As Greg Kot, a Chicago critic and longtime supporter, notes in the opening moments of the film, "In some ways, they've made their most ambitious album yet. And ambition is not synonymous with record sales. This is a masterful, dense, artistic statement. It could bomb."

It doesn't, though. The label drops them, but a bidding war ensues, and when the album, "Yankee Hotel Foxtrot," hits the streets on Nonesuch, it enters the Billboard album chart at No. 13, while the lead review in Rolling Stone declares it a modern American classic.

So it's got a happy ending, unlike "Let It Be." That's one of several qualities that makes this documentary easier to watch than "Let It Be," while no less powerful.

They even hold the band together, firing the source of all the tension, multi-instrumentalist Jay Bennett, who emerges both as sympathetic figure and major annoyance. Early in the film, he's close enough to group leader Jeff Tweedy to draw a face on Tweedy's gut. And if you know he's been fired before you see the film, it's really sad to see him say he's "really happy because Jeff and I have done of lot of this stuff together." But that feeling of togetherness eventually gives way to paranoia and freakish behavior as Bennett begins to imagine a power struggle in a group where the question of leadership has a perfectly obvious answer.
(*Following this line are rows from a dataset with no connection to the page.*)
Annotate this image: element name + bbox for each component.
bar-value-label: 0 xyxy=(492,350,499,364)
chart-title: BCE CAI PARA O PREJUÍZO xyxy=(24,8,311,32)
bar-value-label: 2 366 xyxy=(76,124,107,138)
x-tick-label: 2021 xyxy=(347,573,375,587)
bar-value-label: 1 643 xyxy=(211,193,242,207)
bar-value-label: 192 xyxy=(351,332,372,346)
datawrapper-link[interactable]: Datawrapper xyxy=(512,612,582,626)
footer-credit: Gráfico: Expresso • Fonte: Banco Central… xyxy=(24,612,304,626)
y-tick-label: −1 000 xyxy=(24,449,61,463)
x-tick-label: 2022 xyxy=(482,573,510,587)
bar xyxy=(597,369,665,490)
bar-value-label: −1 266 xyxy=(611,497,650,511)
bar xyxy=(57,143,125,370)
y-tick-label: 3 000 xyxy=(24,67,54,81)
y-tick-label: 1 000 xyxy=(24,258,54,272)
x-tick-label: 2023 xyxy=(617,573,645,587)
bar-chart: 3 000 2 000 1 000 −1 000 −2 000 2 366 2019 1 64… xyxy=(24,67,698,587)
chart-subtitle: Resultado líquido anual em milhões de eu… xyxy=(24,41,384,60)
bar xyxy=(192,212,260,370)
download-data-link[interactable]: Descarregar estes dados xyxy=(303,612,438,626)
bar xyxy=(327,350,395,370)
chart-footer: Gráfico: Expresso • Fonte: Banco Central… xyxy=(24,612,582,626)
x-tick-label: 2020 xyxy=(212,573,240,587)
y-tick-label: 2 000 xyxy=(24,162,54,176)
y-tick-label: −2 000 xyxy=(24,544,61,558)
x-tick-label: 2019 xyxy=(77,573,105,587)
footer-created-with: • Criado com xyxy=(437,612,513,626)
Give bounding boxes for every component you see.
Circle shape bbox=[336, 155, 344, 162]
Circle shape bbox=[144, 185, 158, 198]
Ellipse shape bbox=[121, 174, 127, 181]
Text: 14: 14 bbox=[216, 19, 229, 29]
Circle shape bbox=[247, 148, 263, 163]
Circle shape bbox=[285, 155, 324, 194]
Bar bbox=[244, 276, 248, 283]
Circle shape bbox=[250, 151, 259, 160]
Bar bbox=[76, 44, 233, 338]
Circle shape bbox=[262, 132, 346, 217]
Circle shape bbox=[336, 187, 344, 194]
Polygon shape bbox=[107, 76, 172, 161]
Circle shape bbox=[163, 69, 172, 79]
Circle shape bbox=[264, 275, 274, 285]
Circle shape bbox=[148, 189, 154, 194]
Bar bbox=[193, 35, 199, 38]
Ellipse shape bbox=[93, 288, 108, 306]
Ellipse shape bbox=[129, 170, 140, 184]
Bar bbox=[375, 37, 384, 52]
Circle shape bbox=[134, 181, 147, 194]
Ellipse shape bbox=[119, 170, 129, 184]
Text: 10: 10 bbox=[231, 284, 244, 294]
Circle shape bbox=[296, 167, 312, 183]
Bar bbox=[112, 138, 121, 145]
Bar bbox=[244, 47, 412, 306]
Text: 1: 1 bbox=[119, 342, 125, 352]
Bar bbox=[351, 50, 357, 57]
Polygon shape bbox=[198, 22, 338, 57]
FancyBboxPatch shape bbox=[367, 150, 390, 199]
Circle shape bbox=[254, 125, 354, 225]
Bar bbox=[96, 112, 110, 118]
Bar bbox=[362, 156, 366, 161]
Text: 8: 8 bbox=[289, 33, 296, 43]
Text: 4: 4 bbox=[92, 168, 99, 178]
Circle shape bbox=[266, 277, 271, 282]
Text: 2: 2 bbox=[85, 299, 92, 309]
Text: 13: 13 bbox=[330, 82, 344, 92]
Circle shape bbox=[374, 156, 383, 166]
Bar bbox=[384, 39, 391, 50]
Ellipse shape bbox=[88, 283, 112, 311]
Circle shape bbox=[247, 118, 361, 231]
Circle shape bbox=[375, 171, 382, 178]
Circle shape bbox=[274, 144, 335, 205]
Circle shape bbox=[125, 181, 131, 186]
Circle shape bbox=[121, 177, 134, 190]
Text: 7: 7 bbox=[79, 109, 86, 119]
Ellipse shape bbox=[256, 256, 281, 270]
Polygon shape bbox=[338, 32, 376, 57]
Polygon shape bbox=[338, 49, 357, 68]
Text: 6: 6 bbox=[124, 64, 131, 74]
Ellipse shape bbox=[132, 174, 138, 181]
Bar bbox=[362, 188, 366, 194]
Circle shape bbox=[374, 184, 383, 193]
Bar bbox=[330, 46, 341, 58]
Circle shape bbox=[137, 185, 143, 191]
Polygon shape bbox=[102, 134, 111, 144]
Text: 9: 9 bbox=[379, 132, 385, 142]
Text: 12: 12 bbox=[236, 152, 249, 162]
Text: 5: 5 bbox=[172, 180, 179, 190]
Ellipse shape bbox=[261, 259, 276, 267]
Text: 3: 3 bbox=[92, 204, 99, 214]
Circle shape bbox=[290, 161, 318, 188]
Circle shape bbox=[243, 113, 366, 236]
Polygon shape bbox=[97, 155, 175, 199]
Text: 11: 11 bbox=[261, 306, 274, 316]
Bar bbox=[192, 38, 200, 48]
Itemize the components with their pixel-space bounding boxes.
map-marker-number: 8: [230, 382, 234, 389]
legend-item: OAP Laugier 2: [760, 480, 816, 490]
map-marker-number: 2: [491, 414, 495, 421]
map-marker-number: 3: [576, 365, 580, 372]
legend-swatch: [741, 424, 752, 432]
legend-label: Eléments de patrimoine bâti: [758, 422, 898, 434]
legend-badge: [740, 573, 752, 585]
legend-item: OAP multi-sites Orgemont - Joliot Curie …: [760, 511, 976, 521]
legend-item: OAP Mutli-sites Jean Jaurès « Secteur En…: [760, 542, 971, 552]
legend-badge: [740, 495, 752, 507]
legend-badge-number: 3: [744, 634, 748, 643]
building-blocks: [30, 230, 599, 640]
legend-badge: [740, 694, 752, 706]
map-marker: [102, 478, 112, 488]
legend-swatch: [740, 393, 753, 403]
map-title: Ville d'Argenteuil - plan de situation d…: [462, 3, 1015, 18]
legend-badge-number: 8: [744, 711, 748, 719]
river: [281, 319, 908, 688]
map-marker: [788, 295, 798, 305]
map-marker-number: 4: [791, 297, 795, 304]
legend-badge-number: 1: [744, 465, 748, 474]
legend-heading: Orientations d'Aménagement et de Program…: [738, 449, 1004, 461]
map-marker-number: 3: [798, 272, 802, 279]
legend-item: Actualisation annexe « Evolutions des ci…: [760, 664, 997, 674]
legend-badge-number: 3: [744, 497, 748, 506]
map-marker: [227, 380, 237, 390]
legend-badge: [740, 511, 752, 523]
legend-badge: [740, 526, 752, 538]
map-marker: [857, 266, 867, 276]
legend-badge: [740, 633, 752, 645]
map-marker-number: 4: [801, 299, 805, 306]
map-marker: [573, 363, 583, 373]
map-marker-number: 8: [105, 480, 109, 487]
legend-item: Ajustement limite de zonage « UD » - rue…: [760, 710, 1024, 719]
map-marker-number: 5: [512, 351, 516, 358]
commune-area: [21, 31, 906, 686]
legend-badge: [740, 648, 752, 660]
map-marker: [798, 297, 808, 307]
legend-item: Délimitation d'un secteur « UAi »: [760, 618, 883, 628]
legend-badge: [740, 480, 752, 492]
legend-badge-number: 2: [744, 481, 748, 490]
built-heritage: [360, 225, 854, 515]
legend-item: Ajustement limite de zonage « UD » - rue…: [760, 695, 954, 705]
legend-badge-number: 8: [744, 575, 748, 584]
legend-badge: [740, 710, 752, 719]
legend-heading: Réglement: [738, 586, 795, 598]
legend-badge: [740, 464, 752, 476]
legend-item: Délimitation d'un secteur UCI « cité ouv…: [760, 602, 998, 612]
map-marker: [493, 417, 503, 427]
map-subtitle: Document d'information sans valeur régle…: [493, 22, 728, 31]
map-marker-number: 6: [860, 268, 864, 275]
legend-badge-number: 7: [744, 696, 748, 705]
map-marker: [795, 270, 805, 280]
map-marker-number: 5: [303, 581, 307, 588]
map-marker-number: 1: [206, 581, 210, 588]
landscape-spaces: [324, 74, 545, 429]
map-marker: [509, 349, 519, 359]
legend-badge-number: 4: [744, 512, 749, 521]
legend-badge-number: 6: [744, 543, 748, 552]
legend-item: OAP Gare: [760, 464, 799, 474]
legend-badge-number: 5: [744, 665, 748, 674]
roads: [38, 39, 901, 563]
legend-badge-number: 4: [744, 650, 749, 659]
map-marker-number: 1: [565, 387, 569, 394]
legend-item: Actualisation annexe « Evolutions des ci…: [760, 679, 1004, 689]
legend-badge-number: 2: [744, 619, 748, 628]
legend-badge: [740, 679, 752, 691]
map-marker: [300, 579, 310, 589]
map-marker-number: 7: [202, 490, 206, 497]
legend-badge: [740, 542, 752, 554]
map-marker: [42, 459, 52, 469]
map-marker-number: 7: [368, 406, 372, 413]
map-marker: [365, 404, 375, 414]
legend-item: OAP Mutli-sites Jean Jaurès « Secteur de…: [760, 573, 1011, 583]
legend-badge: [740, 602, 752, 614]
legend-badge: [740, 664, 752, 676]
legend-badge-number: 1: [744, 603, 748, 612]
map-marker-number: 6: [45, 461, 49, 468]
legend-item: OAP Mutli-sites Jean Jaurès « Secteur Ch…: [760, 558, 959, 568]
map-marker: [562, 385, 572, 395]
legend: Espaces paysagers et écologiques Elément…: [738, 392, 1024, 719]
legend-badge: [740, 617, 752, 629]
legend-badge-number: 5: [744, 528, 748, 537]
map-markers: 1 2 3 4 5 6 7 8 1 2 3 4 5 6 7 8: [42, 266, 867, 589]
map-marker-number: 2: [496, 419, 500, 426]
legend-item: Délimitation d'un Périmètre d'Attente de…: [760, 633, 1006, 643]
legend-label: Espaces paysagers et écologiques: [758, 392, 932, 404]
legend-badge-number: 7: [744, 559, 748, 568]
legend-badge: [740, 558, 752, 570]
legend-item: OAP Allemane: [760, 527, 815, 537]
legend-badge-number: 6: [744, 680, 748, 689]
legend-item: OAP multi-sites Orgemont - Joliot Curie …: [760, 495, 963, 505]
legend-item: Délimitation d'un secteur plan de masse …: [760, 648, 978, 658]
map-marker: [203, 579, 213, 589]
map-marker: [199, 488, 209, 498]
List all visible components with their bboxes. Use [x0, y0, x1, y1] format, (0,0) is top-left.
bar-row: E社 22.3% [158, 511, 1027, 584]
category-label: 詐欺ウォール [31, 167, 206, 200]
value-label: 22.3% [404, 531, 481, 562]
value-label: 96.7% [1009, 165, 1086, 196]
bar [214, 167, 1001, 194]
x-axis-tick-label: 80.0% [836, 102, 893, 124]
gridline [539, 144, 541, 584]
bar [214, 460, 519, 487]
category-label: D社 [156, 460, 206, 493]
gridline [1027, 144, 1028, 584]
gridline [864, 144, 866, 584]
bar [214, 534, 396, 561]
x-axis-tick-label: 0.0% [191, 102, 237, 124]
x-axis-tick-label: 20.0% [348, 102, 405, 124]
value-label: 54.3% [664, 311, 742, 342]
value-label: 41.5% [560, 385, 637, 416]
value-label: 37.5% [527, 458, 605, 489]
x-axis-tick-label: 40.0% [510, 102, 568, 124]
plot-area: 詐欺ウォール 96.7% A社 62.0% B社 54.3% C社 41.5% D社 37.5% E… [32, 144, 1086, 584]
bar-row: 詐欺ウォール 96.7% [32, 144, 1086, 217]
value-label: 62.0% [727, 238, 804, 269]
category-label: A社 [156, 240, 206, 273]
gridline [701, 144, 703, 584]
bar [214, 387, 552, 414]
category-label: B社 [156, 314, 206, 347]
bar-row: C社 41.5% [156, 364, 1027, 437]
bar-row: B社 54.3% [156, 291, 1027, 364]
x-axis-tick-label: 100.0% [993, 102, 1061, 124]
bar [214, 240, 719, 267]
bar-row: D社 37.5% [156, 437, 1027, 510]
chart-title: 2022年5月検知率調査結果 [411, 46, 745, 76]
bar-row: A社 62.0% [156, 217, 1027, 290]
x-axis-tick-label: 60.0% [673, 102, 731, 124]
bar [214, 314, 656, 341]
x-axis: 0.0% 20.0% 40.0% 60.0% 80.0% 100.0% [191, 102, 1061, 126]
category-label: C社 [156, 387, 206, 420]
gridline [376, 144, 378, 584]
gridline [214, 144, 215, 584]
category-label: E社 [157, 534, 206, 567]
Shot in black and white, the film is edited in such a way that it's able to capture everything that was grueling about the tumultuous sessions without being grueling itself, showing just enough to let you know what everyone was feeling, then cutting away. There's humor, too, including a fake conversation at a gig in which Tweedy pretends to care about his stock portfolio.

It's also pretty funny, if a little sad, when Bennett talks enthusiastically about how supportive the folks at the label have been, allowing the band to hole up and experiment in their own loft. Concluding his moment of tragicomic foreshadowing, Bennett says, "That's trust, right? They trust us."

But first-time director Sam Jones is along for the ride with a band he loves, and as a fan, he knows enough to keep the focus on the music.

And the music is phenomenal, from clips of Tweedy alone on acoustic guitar at a show in Chicago to the band electrifying classic after classic, both in concert and rehearsal. But the real treat is hearing the new songs in development, without all the layers of artful noise that horrified the label. Hearing a stripped-down, acoustic, work-in-progress recording of "I Am Trying to Break Your Heart" that somehow manages to be more poignant, more emotional, more Beatlesque than the version with all the bells and whistles on the finished album, all I could think was, "I hope there's a soundtrack."

And there isn't. Not yet anyway. But you can hear it come together in the movie while you're sharing in the pain and triumph of the most inspired band in American rock 'n' roll, with the added incentive of seeing Tweedy driving through Chicago with a SpongeBob SquarePants figure hanging from his rearview mirror.